Run Form Focus - Stride Length

Updated: May 26


Van Run Club Run form, Running Stride Length

Cadence


Stride length is a bit tricky because everyone has different leg lengths, run style, weight, speed and body composition. So to create a ‘rule’ that generally applies for stride length to all runners, people talk about cadence. Cadence is how many steps you take per minute (both feet).


Cadence is great because no matter your speed, it should be about the same. Remember that these are general guidelines and the best thing to do is listen to your body. I personally find that my cadence is a bit lower (longer strides) when I’m running slow versus when I’m doing a speed workout or racing. But I’m also not a professional runner, so I may not be the best example. Keep in mind that we are all approaching perfect form and that as your body, muscles and speed changes your stride will change as well. Do what works for you now and continue to play with these mechanics as you improve.


‘Perfect’ Cadence


The general number for cadence right now is 180 steps per minute. Like anything, there is debate around this, but for beginners, it's a good target to work towards. If that's hard to visualize or apply, I like to think of it as three steps in a second, which may seem awfully fast. Remember this is a target to work towards. If you try to force or over analyze this target (or any other aspect of run form), you will probably throw off your natural stride and feel awkward. So use these as guides to work towards while still feeling natural. It takes time to gently change your run form, which is great because you want to adapt as your weight, muscles and speed adjust.


Consistent Cadence


The nice thing about cadence is that it shouldn't be based on speed. As you go faster your stride length will increase, but the general principle of three steps per second should stay the same. And as you slow down, your stride length will shorten and your three steps per second will stay the same.


Stability


Another aspect to consider, which I think supports this higher cadence (more steps per minute/shorter stride length) is thinking about how the length of your stride relates to your stability. Here is an easy way to understand this relationship:


Short Length

  • Standing with your feet next to each other, think about how stable you are.

  • If someone pushed you right now, could you stay still or would you fall over/have to move your feet to remain upright?

  • For most people, you would have to move to stay upright, which implies that there is a more stable stance.

Long Length

  • Standing, take a giant step forward and plant your feet.

  • If someone pushed you right now, could you stay still or would you fall over/have to move your feet to remain upright?

  • Like before, for most people, you would have to move to stay upright, which implies that there is a more stable stance.
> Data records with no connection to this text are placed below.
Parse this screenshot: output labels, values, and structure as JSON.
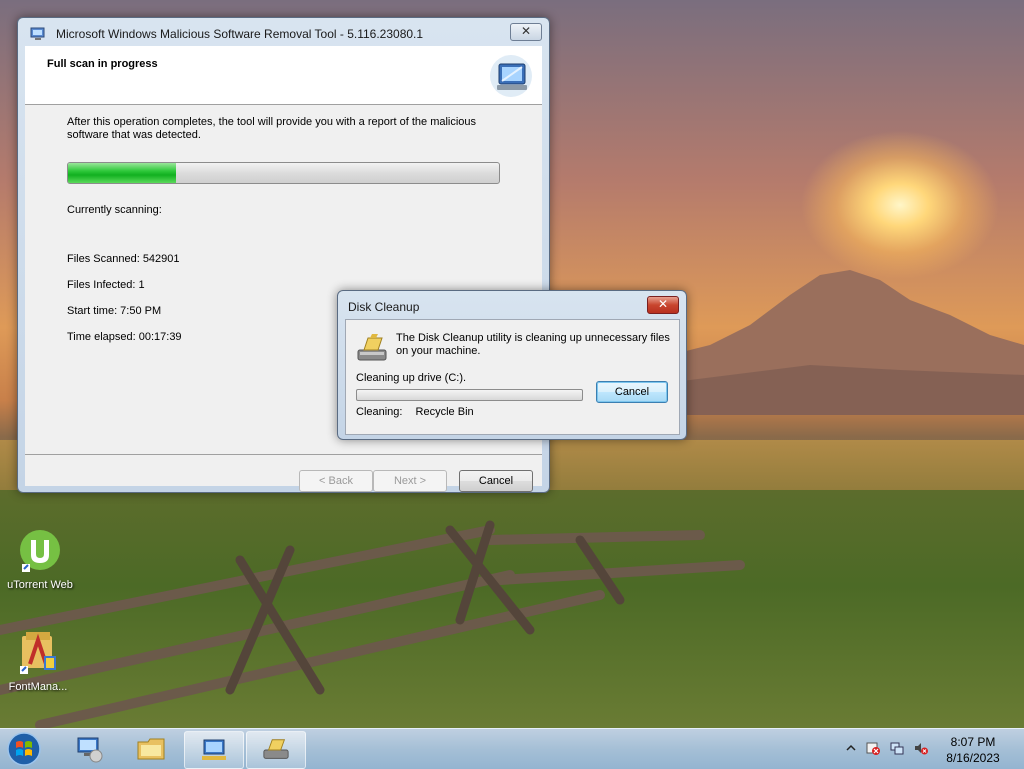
{
  "msrt": {
    "title": "Microsoft Windows Malicious Software Removal Tool - 5.116.23080.1",
    "close_symbol": "✕",
    "header_title": "Full scan in progress",
    "description": "After this operation completes, the tool will provide you with a report of the malicious software that was detected.",
    "progress_fraction": 0.25,
    "currently_scanning": "Currently scanning:",
    "files_scanned": "Files Scanned: 542901",
    "files_infected": "Files Infected: 1",
    "start_time": "Start time: 7:50 PM",
    "time_elapsed": "Time elapsed: 00:17:39",
    "back_label": "< Back",
    "next_label": "Next >",
    "cancel_label": "Cancel"
  },
  "disk_cleanup": {
    "title": "Disk Cleanup",
    "close_symbol": "✕",
    "message": "The Disk Cleanup utility is cleaning up unnecessary files on your machine.",
    "drive_text": "Cleaning up drive  (C:).",
    "cancel_label": "Cancel",
    "cleaning_label": "Cleaning:",
    "cleaning_item": "Recycle Bin",
    "progress_fraction": 0.0
  },
  "desktop": {
    "icons": [
      {
        "label": "uTorrent Web",
        "icon": "utorrent-icon"
      },
      {
        "label": "FontMana...",
        "icon": "font-manager-icon"
      }
    ]
  },
  "taskbar": {
    "time": "8:07 PM",
    "date": "8/16/2023"
  },
  "colors": {
    "progress_green": "#11b020",
    "utorrent_green": "#76c043"
  }
}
For stride length, there is a balance between too long and too short. This balance will give you the most natural stability. This is what you want to find. Part of the reason we want to find that balance is that your stability comes from your core/secondary muscles (Abs, glutes, back and inner thighs). Unfortunately, these muscles, relative to your primary muscles, are not as strong. If you choose a stride that is less stable, then you will make your secondary muscles work harder to maintain stability. If you make them work harder, they will use more energy (which is a precious resource) and fatigue faster.
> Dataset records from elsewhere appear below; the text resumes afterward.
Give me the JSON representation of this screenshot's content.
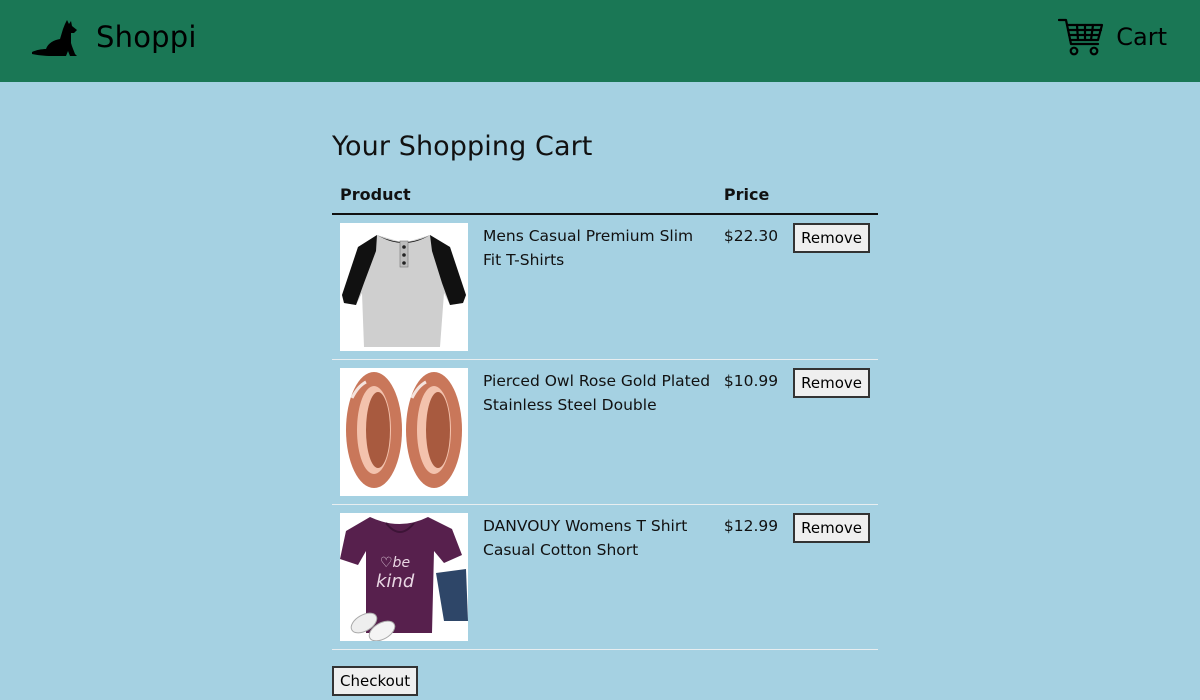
{
  "header": {
    "brand": "Shoppi",
    "cart_label": "Cart",
    "logo_icon": "dog-icon",
    "cart_icon": "shopping-cart-icon",
    "bg_color": "#1a7755"
  },
  "main": {
    "title": "Your Shopping Cart",
    "columns": [
      "Product",
      "",
      "Price",
      ""
    ],
    "items": [
      {
        "name": "Mens Casual Premium Slim Fit T-Shirts",
        "price": "$22.30",
        "remove_label": "Remove",
        "image": "gray-black-henley-tshirt"
      },
      {
        "name": "Pierced Owl Rose Gold Plated Stainless Steel Double",
        "price": "$10.99",
        "remove_label": "Remove",
        "image": "rose-gold-ear-plugs"
      },
      {
        "name": "DANVOUY Womens T Shirt Casual Cotton Short",
        "price": "$12.99",
        "remove_label": "Remove",
        "image": "purple-be-kind-tshirt"
      }
    ],
    "checkout_label": "Checkout"
  },
  "colors": {
    "page_bg": "#a5d1e2",
    "accent": "#1a7755"
  }
}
Think about going up stairs. If you decide to take two steps at a time, you probably wobble more and fatigue faster. That's fine if you’re just going one flight, but if you’re climbing the CN Tower in Toronto (147 flights of stairs and yes, there actually is a race for this), you may want to reduce the stress you’re putting on the stabilizing muscles and just take one step at a time.


Theoretically, one could argue that you could just build up your secondary muscles so they could last longer, which is true, but you’d still be running inefficiently. As far as I'm aware, there is no research that specifies the perfect ratio of primary to secondary muscles for running, so this is where you have to collect data and listen to your body. If at the end of a run, your secondary muscles were the limiting factor then you have the opportunity to adapt. You can find targeted exercises to build up those muscles or you can assess your run form to figure out if there is a way you can run that would give you more natural stability and therefore take pressure off the secondary muscles.


Exercises


Stability for Long and Short Strides


Required Material: none

Duration: 30-180 secs per aspect, 180-240 secs per stage


Stage 1

  1. Engage your core (Back, glutes, abs and inner thighs).

  2. Walk around with long strides.

  3. Notice these things:

  4. How do you feel? Do you feel more or less stable?

Repeat this exercise for the following:

  1. While taking very short strides half foot to a foot per step.